# Prove no isomorphism from rationals to reals

1. Jan 25, 2010

### issisoccer10

1. The problem statement, all variables and given/known data
Prove that there is no isomorphism, $$\phi$$, from Q under addition to R under addition

2. Relevant equations
An isomorphism $$\phi$$:Q to R is a bijection such that $$\phi$$(x + y) = $$\phi$$(x) + $$\phi$$(y), where x,y are elements of Q

$$\phi$$(0) = 0.

$$\phi$$(-x) = -$$\phi$$(x)

3. The attempt at a solution
My inclination is to attempt to attempt to show a contradiction from two equal rationals p/q and p'/q' occurs when,

$$\phi$$(p/q - p'/q') = $$\phi$$(0) = 0, for p,q integers.

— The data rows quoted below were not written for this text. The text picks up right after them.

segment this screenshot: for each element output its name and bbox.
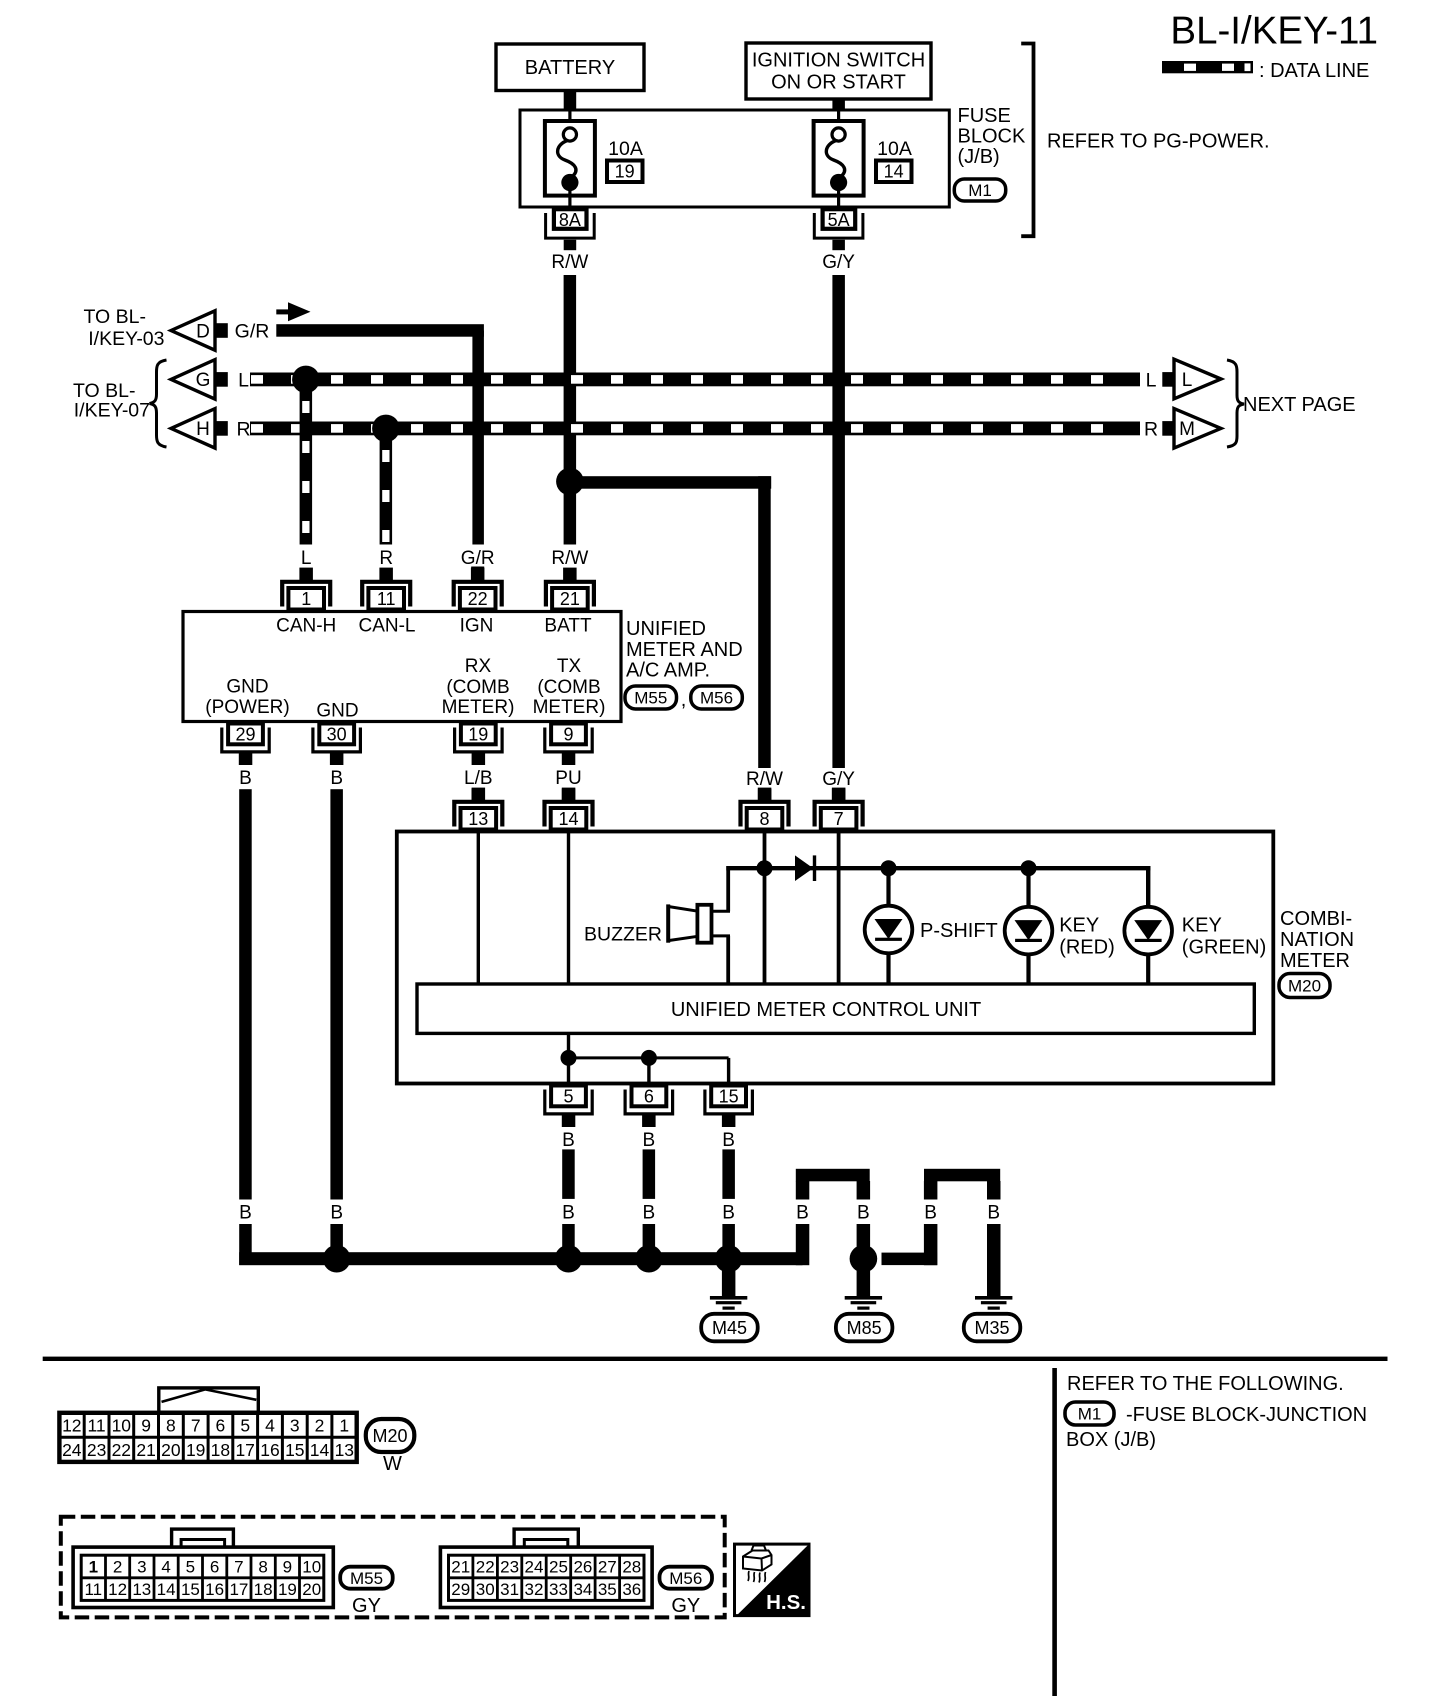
svg-text:GND: GND — [316, 701, 358, 722]
svg-text:M55: M55 — [350, 1569, 383, 1588]
junction node pin8 feed — [757, 860, 773, 876]
legend data line sample — [1162, 61, 1253, 73]
pin 14 comb meter — [562, 788, 576, 802]
svg-text:15: 15 — [285, 1440, 304, 1460]
fuse number box 14 — [876, 161, 912, 183]
svg-text:27: 27 — [598, 1558, 617, 1577]
svg-text:B: B — [722, 1130, 735, 1151]
wire pin 8 to control unit — [763, 832, 767, 985]
data line L vertical to pin 1 — [300, 390, 313, 545]
connector view M20 grid — [59, 1413, 356, 1462]
svg-text:16: 16 — [205, 1580, 224, 1599]
buzzer terminals — [712, 910, 731, 913]
svg-text:I/KEY-03: I/KEY-03 — [88, 328, 164, 350]
svg-text:18: 18 — [211, 1440, 230, 1460]
ground symbol M85 — [845, 1296, 882, 1300]
svg-text:29: 29 — [235, 725, 255, 745]
H.S. view icon — [735, 1544, 810, 1616]
svg-text:R/W: R/W — [746, 769, 783, 790]
pin 19 RX — [461, 724, 496, 745]
ground symbol M45 — [710, 1296, 747, 1300]
connector id M56 oval footer — [660, 1567, 713, 1589]
pin 15 comb meter — [711, 1086, 746, 1107]
svg-text:UNIFIED METER CONTROL UNIT: UNIFIED METER CONTROL UNIT — [671, 999, 981, 1021]
wire down to pin 6 — [647, 1058, 650, 1084]
pin 5 comb meter — [551, 1086, 586, 1107]
svg-text:M1: M1 — [968, 181, 992, 200]
svg-text:B: B — [330, 768, 343, 789]
svg-text:15: 15 — [181, 1580, 200, 1599]
wire branch to pins 6 and 15 — [569, 1056, 729, 1059]
svg-text:16: 16 — [260, 1440, 279, 1460]
svg-text:23: 23 — [500, 1558, 519, 1577]
junction node p-shift — [881, 860, 897, 876]
svg-text:M56: M56 — [669, 1569, 702, 1588]
svg-text:,: , — [681, 689, 687, 711]
brace right next page — [1227, 360, 1244, 447]
svg-text:14: 14 — [310, 1440, 330, 1460]
svg-text:M20: M20 — [372, 1426, 407, 1446]
led KEY RED — [1005, 907, 1053, 955]
svg-text:M35: M35 — [974, 1318, 1009, 1338]
svg-text:2: 2 — [113, 1558, 122, 1577]
connector view M56 box — [440, 1547, 652, 1607]
pin 30 GND — [319, 724, 354, 745]
pin 29 GND POWER — [228, 724, 263, 745]
data line R vertical to pin 11 — [380, 439, 393, 545]
svg-text:10A: 10A — [877, 138, 912, 160]
svg-text:24: 24 — [62, 1440, 82, 1460]
svg-text:B: B — [924, 1202, 937, 1223]
svg-text:22: 22 — [468, 589, 488, 609]
svg-text:13: 13 — [132, 1580, 151, 1599]
svg-text:33: 33 — [549, 1580, 568, 1599]
svg-text:BL-I/KEY-11: BL-I/KEY-11 — [1170, 9, 1378, 52]
svg-text:PU: PU — [555, 768, 581, 789]
arrow head on G/R wire — [276, 309, 297, 314]
svg-text:5A: 5A — [828, 210, 850, 230]
svg-text:7: 7 — [191, 1415, 201, 1435]
svg-text:2: 2 — [315, 1415, 325, 1435]
svg-text:CAN-L: CAN-L — [358, 616, 415, 637]
svg-text:6: 6 — [210, 1558, 219, 1577]
wire jog2 top — [924, 1169, 1000, 1182]
svg-text:B: B — [562, 1202, 575, 1223]
junction node key red — [1021, 860, 1037, 876]
junction node R/W — [556, 468, 584, 496]
svg-text:R: R — [379, 548, 393, 569]
page connector triangle D — [171, 311, 215, 350]
svg-text:5: 5 — [240, 1415, 250, 1435]
H.S. connector pictogram — [743, 1551, 772, 1571]
svg-text:GY: GY — [352, 1595, 381, 1617]
svg-text:8: 8 — [258, 1558, 267, 1577]
wire down to pin 15 — [727, 1058, 730, 1084]
svg-text:COMBI-: COMBI- — [1280, 908, 1352, 930]
svg-text:M1: M1 — [1078, 1405, 1102, 1424]
svg-text:(COMB: (COMB — [537, 677, 600, 698]
fuse 10A #19 — [568, 111, 571, 129]
svg-text:B: B — [722, 1202, 735, 1223]
ignition switch box — [746, 43, 931, 99]
svg-text:19: 19 — [615, 162, 635, 182]
svg-text:TO BL-: TO BL- — [84, 306, 147, 328]
wire jog2 right leg — [987, 1181, 1001, 1200]
bracket refer pg-power — [1021, 44, 1033, 237]
svg-text:34: 34 — [573, 1580, 592, 1599]
connector view M55 latch — [172, 1529, 234, 1548]
svg-text:6: 6 — [216, 1415, 226, 1435]
svg-text:21: 21 — [560, 589, 580, 609]
wire B from pin 29 — [239, 789, 252, 1199]
svg-text:7: 7 — [834, 809, 844, 829]
connector view M56 latch — [514, 1529, 578, 1548]
svg-text:1: 1 — [89, 1558, 98, 1577]
svg-text:NATION: NATION — [1280, 929, 1354, 951]
svg-text:G/R: G/R — [461, 548, 495, 569]
svg-text:14: 14 — [558, 809, 578, 829]
svg-text:P-SHIFT: P-SHIFT — [920, 920, 998, 942]
svg-text:6: 6 — [644, 1087, 654, 1107]
svg-text:H: H — [196, 419, 210, 440]
ground symbol M35 — [975, 1296, 1012, 1300]
page connector triangle G — [171, 360, 215, 400]
svg-text:22: 22 — [476, 1558, 495, 1577]
svg-text:11: 11 — [88, 1415, 106, 1435]
svg-text:4: 4 — [265, 1415, 275, 1435]
connector id M1 oval — [954, 179, 1005, 201]
svg-text:I/KEY-07: I/KEY-07 — [74, 400, 150, 422]
svg-text:(COMB: (COMB — [446, 677, 509, 698]
svg-text:B: B — [796, 1202, 809, 1223]
wire R/W branch horizontal to pin 8 column — [570, 476, 771, 489]
svg-text:W: W — [383, 1453, 402, 1475]
svg-text:B: B — [239, 1202, 252, 1223]
svg-text:IGN: IGN — [460, 616, 494, 637]
wire key green led — [1146, 953, 1150, 984]
svg-text:10: 10 — [302, 1558, 321, 1577]
svg-text:KEY: KEY — [1182, 915, 1222, 937]
svg-text:13: 13 — [468, 809, 488, 829]
connector id M20 oval — [1279, 974, 1330, 998]
junction node R — [372, 415, 400, 443]
svg-text:GY: GY — [671, 1595, 700, 1617]
svg-text:31: 31 — [500, 1580, 519, 1599]
svg-text:15: 15 — [719, 1087, 739, 1107]
dashed group box M55 M56 — [61, 1517, 725, 1618]
wire corner to key green — [1146, 866, 1150, 906]
svg-text:G/Y: G/Y — [822, 769, 855, 790]
ground id M85 oval — [836, 1314, 893, 1342]
svg-text:M45: M45 — [712, 1318, 747, 1338]
svg-text:32: 32 — [525, 1580, 544, 1599]
wire bus dot M85 to jog2 — [882, 1253, 938, 1266]
svg-text:L: L — [1146, 370, 1157, 392]
svg-text:22: 22 — [112, 1440, 131, 1460]
svg-text:G/R: G/R — [235, 321, 270, 343]
junction node pin5 — [561, 1050, 577, 1066]
wire horizontal led feed — [726, 866, 1150, 870]
svg-text:A/C AMP.: A/C AMP. — [626, 660, 710, 682]
data line L horizontal — [250, 373, 1140, 387]
junction node bus 15 / M45 — [715, 1245, 743, 1273]
svg-text:CAN-H: CAN-H — [276, 616, 336, 637]
wire G/R vertical to pin 22 — [472, 331, 484, 545]
svg-text:G/Y: G/Y — [822, 252, 855, 273]
svg-text:KEY: KEY — [1059, 915, 1099, 937]
svg-text:BLOCK: BLOCK — [958, 126, 1026, 148]
svg-text:12: 12 — [108, 1580, 127, 1599]
svg-text:FUSE: FUSE — [958, 105, 1011, 127]
page connector triangle H — [171, 409, 215, 449]
junction node bus 6 — [635, 1245, 663, 1273]
ground id M35 oval — [964, 1314, 1021, 1342]
data line R horizontal — [250, 422, 1140, 436]
svg-text:BATT: BATT — [544, 616, 592, 637]
svg-text:RX: RX — [465, 656, 492, 677]
svg-text:17: 17 — [235, 1440, 254, 1460]
wire jog1 left leg — [796, 1181, 810, 1200]
svg-text:20: 20 — [302, 1580, 321, 1599]
separator rule — [43, 1357, 1388, 1361]
wire B corner into ground bus — [239, 1224, 252, 1265]
connector id M55 oval — [625, 686, 677, 709]
svg-text:18: 18 — [254, 1580, 273, 1599]
buzzer speaker symbol — [666, 904, 670, 942]
svg-text:METER): METER) — [442, 697, 515, 718]
svg-text:19: 19 — [278, 1580, 297, 1599]
diode D1 — [795, 855, 813, 881]
svg-text:36: 36 — [622, 1580, 641, 1599]
pin 6 comb meter — [632, 1086, 667, 1107]
svg-text:30: 30 — [327, 725, 347, 745]
svg-text:M85: M85 — [847, 1318, 882, 1338]
svg-text:REFER TO PG-POWER.: REFER TO PG-POWER. — [1047, 131, 1270, 153]
pin 1 CAN-H — [299, 568, 313, 582]
svg-text:B: B — [330, 1202, 343, 1223]
svg-text:M55: M55 — [634, 689, 667, 708]
svg-text:L: L — [238, 370, 249, 392]
svg-text:8: 8 — [166, 1415, 176, 1435]
svg-text:IGNITION SWITCH: IGNITION SWITCH — [752, 50, 925, 72]
wire key red led — [1026, 868, 1030, 906]
svg-text:14: 14 — [884, 162, 904, 182]
svg-text:26: 26 — [573, 1558, 592, 1577]
fuse 10A #14 — [837, 111, 840, 129]
svg-text:-FUSE BLOCK-JUNCTION: -FUSE BLOCK-JUNCTION — [1126, 1404, 1367, 1426]
svg-text:L: L — [301, 548, 312, 569]
svg-text:L/B: L/B — [464, 768, 493, 789]
fuse number box 19 — [607, 161, 643, 183]
svg-text:5: 5 — [563, 1087, 573, 1107]
svg-text:(RED): (RED) — [1059, 937, 1115, 959]
connector pin 5A of fuse block — [823, 209, 856, 229]
svg-text:8: 8 — [759, 809, 769, 829]
connector id M56 oval — [691, 686, 743, 709]
svg-text:4: 4 — [161, 1558, 170, 1577]
svg-text:METER AND: METER AND — [626, 639, 743, 661]
svg-text:20: 20 — [161, 1440, 181, 1460]
svg-text:NEXT PAGE: NEXT PAGE — [1243, 394, 1356, 416]
wire p-shift led — [886, 868, 890, 906]
wire pin 13 to control unit — [477, 832, 480, 985]
svg-text:R: R — [1144, 419, 1158, 441]
svg-text:M: M — [1179, 419, 1195, 440]
wire B from pin 30 — [330, 789, 343, 1199]
svg-text:9: 9 — [283, 1558, 292, 1577]
svg-text:10A: 10A — [608, 138, 643, 160]
unified meter and a/c amp block M55/M56 — [183, 612, 621, 722]
wire jog2 left leg — [924, 1181, 938, 1200]
pin 13 comb meter — [472, 788, 486, 802]
svg-text:TX: TX — [557, 656, 582, 677]
svg-text:5: 5 — [186, 1558, 195, 1577]
junction node pin6 — [641, 1050, 657, 1066]
svg-text:13: 13 — [335, 1440, 354, 1460]
page connector triangle L next page — [1174, 359, 1221, 399]
pin 8 comb meter — [758, 788, 772, 802]
junction node L — [292, 366, 320, 394]
wire pin 7 to control unit — [837, 832, 841, 985]
svg-text:24: 24 — [525, 1558, 544, 1577]
svg-text:3: 3 — [137, 1558, 146, 1577]
combination meter box M20 — [397, 832, 1274, 1084]
svg-text:R/W: R/W — [551, 252, 588, 273]
svg-text:35: 35 — [598, 1580, 617, 1599]
pin 11 CAN-L — [379, 568, 393, 582]
svg-text:21: 21 — [136, 1440, 155, 1460]
wire jog1 top — [796, 1169, 870, 1182]
unified meter control unit box — [417, 984, 1254, 1033]
svg-text:17: 17 — [229, 1580, 248, 1599]
svg-text:ON OR START: ON OR START — [771, 72, 906, 94]
svg-text:7: 7 — [234, 1558, 243, 1577]
svg-text:8A: 8A — [559, 210, 581, 230]
svg-text:B: B — [643, 1130, 656, 1151]
svg-text:14: 14 — [157, 1580, 176, 1599]
svg-text:10: 10 — [112, 1415, 132, 1435]
svg-text:19: 19 — [468, 725, 488, 745]
svg-text:11: 11 — [377, 589, 396, 609]
wire stub M45 ground — [722, 1270, 736, 1296]
wire G/R horizontal — [276, 324, 484, 337]
svg-text:B: B — [987, 1202, 1000, 1223]
wire control unit to pin 5 — [567, 1033, 570, 1083]
wire stub M85 ground — [857, 1270, 871, 1296]
svg-text:R/W: R/W — [551, 548, 588, 569]
wire ignition to fuse block — [832, 99, 845, 111]
page connector triangle M next page — [1174, 409, 1221, 449]
svg-text:M56: M56 — [700, 689, 733, 708]
brace left for key-07 — [150, 360, 167, 447]
pin 21 BATT — [563, 568, 577, 582]
svg-text:B: B — [239, 768, 252, 789]
svg-text:REFER TO THE FOLLOWING.: REFER TO THE FOLLOWING. — [1067, 1373, 1344, 1395]
pin 7 comb meter — [832, 788, 846, 802]
wire battery to fuse block — [564, 91, 577, 112]
svg-text:B: B — [562, 1130, 575, 1151]
wire R/W vertical from 8A to pin 21 — [564, 275, 577, 545]
svg-text:(J/B): (J/B) — [958, 146, 1000, 168]
led P-SHIFT — [865, 906, 913, 954]
connector view M55 box — [73, 1547, 333, 1607]
svg-text:B: B — [857, 1202, 870, 1223]
svg-text:(GREEN): (GREEN) — [1182, 937, 1266, 959]
pin 9 TX — [551, 724, 586, 745]
svg-text:25: 25 — [549, 1558, 568, 1577]
svg-text:21: 21 — [451, 1558, 470, 1577]
svg-text:11: 11 — [84, 1580, 102, 1599]
svg-text:9: 9 — [141, 1415, 151, 1435]
wire G/Y vertical from 5A to pin 7 — [832, 275, 845, 768]
svg-text:29: 29 — [451, 1580, 470, 1599]
svg-text:METER): METER) — [533, 697, 606, 718]
wire buzzer bottom branch — [726, 936, 730, 984]
svg-text:3: 3 — [290, 1415, 300, 1435]
junction node bus 5 — [555, 1245, 583, 1273]
connector pin 8A of fuse block — [554, 209, 587, 229]
svg-text:1: 1 — [339, 1415, 349, 1435]
svg-text:1: 1 — [301, 589, 311, 609]
wire R/W branch vertical to pin 8 — [758, 476, 771, 768]
svg-text:19: 19 — [186, 1440, 205, 1460]
ground bus horizontal — [239, 1252, 802, 1265]
connector id M55 oval footer — [340, 1567, 393, 1589]
svg-text:UNIFIED: UNIFIED — [626, 618, 706, 640]
ground id M45 oval — [701, 1314, 758, 1342]
wire buzzer top branch — [726, 866, 730, 911]
svg-text:: DATA LINE: : DATA LINE — [1259, 60, 1369, 82]
svg-text:12: 12 — [62, 1415, 81, 1435]
wire pin 14 to control unit — [567, 832, 570, 985]
fuse block M1 outline — [520, 110, 949, 207]
connector id M20 oval footer — [366, 1419, 415, 1452]
svg-text:B: B — [643, 1202, 656, 1223]
connector id M1 oval footer — [1065, 1402, 1114, 1425]
svg-text:BOX (J/B): BOX (J/B) — [1066, 1429, 1156, 1451]
svg-text:BATTERY: BATTERY — [525, 57, 615, 79]
svg-text:D: D — [196, 321, 210, 342]
svg-text:9: 9 — [563, 725, 573, 745]
svg-text:(POWER): (POWER) — [205, 697, 289, 718]
svg-text:R: R — [236, 419, 250, 441]
svg-text:30: 30 — [476, 1580, 495, 1599]
svg-text:GND: GND — [226, 677, 268, 698]
svg-text:28: 28 — [622, 1558, 641, 1577]
wire jog1 right leg — [857, 1181, 871, 1200]
junction node bus 30 — [323, 1245, 351, 1273]
svg-text:BUZZER: BUZZER — [584, 924, 662, 946]
separator vertical divider — [1052, 1368, 1057, 1696]
junction node M85 — [850, 1245, 878, 1273]
led KEY GREEN — [1124, 907, 1172, 955]
svg-text:H.S.: H.S. — [766, 1591, 806, 1614]
connector view M20 latch — [159, 1388, 258, 1412]
svg-text:23: 23 — [87, 1440, 106, 1460]
battery box — [496, 44, 644, 91]
svg-text:METER: METER — [1280, 950, 1350, 972]
svg-text:L: L — [1182, 370, 1193, 391]
pin 22 IGN — [471, 568, 485, 582]
svg-text:M20: M20 — [1288, 977, 1321, 996]
svg-text:G: G — [196, 370, 211, 391]
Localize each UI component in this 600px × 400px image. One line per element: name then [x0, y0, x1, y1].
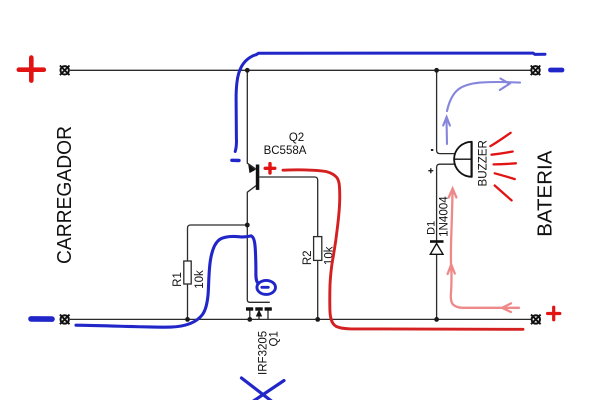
svg-text:1N4004: 1N4004 [437, 196, 450, 237]
svg-text:Q1: Q1 [268, 331, 280, 346]
svg-text:10k: 10k [194, 270, 206, 289]
svg-text:BUZZER: BUZZER [477, 140, 490, 186]
svg-text:D1: D1 [426, 221, 438, 235]
svg-text:Q2: Q2 [289, 132, 304, 144]
svg-text:BATERIA: BATERIA [534, 150, 557, 237]
svg-text:R1: R1 [172, 272, 184, 287]
svg-text:BC558A: BC558A [264, 145, 307, 157]
svg-text:R2: R2 [302, 250, 314, 265]
svg-text:CARREGADOR: CARREGADOR [53, 126, 76, 264]
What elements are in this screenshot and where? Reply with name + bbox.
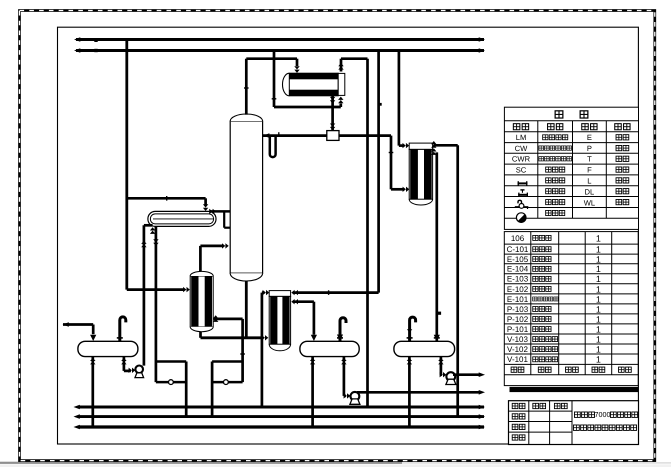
- trap circle left: [169, 380, 174, 385]
- svg-text:CWR: CWR: [512, 155, 531, 164]
- cooler E-104 body: [409, 149, 432, 199]
- svg-text:1: 1: [596, 355, 601, 365]
- pipe bottoms drain drop: [241, 319, 244, 382]
- pipe CW into condenser right head bottom: [273, 51, 276, 108]
- drawing title text: [574, 412, 580, 417]
- pipe top header CW: [76, 49, 484, 52]
- pipe bottom header C: [79, 425, 484, 428]
- pipe V-101 bottom to header C: [91, 357, 94, 427]
- separator black bar: [510, 387, 639, 392]
- reboiler E-103 body: [190, 276, 213, 327]
- node chevron V-102 vent: [337, 335, 343, 341]
- node tick on distillate drop: [389, 152, 394, 153]
- pipe V-101 to pump P-101: [123, 357, 126, 371]
- svg-text:SC: SC: [516, 166, 527, 175]
- svg-text:T: T: [587, 155, 592, 164]
- svg-text:E-101: E-101: [507, 295, 529, 304]
- node square on header CW: [94, 49, 97, 52]
- vent hook tank V-101: [120, 317, 126, 341]
- svg-text:F: F: [587, 166, 592, 175]
- svg-text:V-101: V-101: [507, 355, 528, 364]
- pipe V-102 bottom to header C: [311, 357, 314, 427]
- node square on header LM: [94, 39, 97, 42]
- pipe CWR long drop to header A: [366, 59, 369, 407]
- feed internal downcomer: [223, 211, 225, 227]
- svg-text:1: 1: [596, 344, 601, 354]
- node tick on product line: [438, 312, 441, 315]
- pipe E-103 liquid feed: [214, 318, 243, 321]
- svg-text:1: 1: [596, 284, 601, 294]
- page bottom edge shadow: [0, 462, 402, 464]
- pipe column bottom drop: [245, 281, 248, 338]
- steam trap loop left: [156, 360, 186, 363]
- pipe P-103 discharge product: [453, 373, 479, 376]
- pipe distillate splitter to cooler: [339, 134, 392, 137]
- pipe V-102 to pump P-102: [343, 357, 346, 396]
- pipe E-103 vapor return to column: [199, 246, 202, 271]
- pipe P-101 discharge to coil: [143, 225, 146, 365]
- pipe raw feed inlet: [63, 323, 93, 326]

So, $$\phi$$(p/q) - $$\phi$$(p'/q') = 0,

However, I cannot arrive at an algebraic contradiction.

2. Jan 25, 2010

### Dick

The rationals have the property that for every nonzero x and y there are integers n and m such that n*x+m*y=0 where n and m are nonzero integers. Can you prove that? phi(n*x)=n*phi(x), right? Now find two reals that don't have that property.

Last edited: Jan 25, 2010
3. Jan 25, 2010

### issisoccer10

Hi Dick,

Thank you very much for your help. I feel that I can prove the property of rationals that your described.

However, while I know that there are reals that don't have that property, such as $$\pi$$ and the sqrt(1), I do not know how to prove that those two numbers do not have that property.

Doug

4. Jan 25, 2010

### Dick

They don't. But let's pick an easier example, suppose phi(x)=1 and phi(y)=sqrt(2). Can you have n*1+m*sqrt(2)=0?

5. Jan 26, 2010

### issisoccer10

No, because that would imply $$\sqrt{2}$$ = -n/m, i.e. that $$\sqrt{2}$$ is rational..

Thanks a lot, I really appreciate it.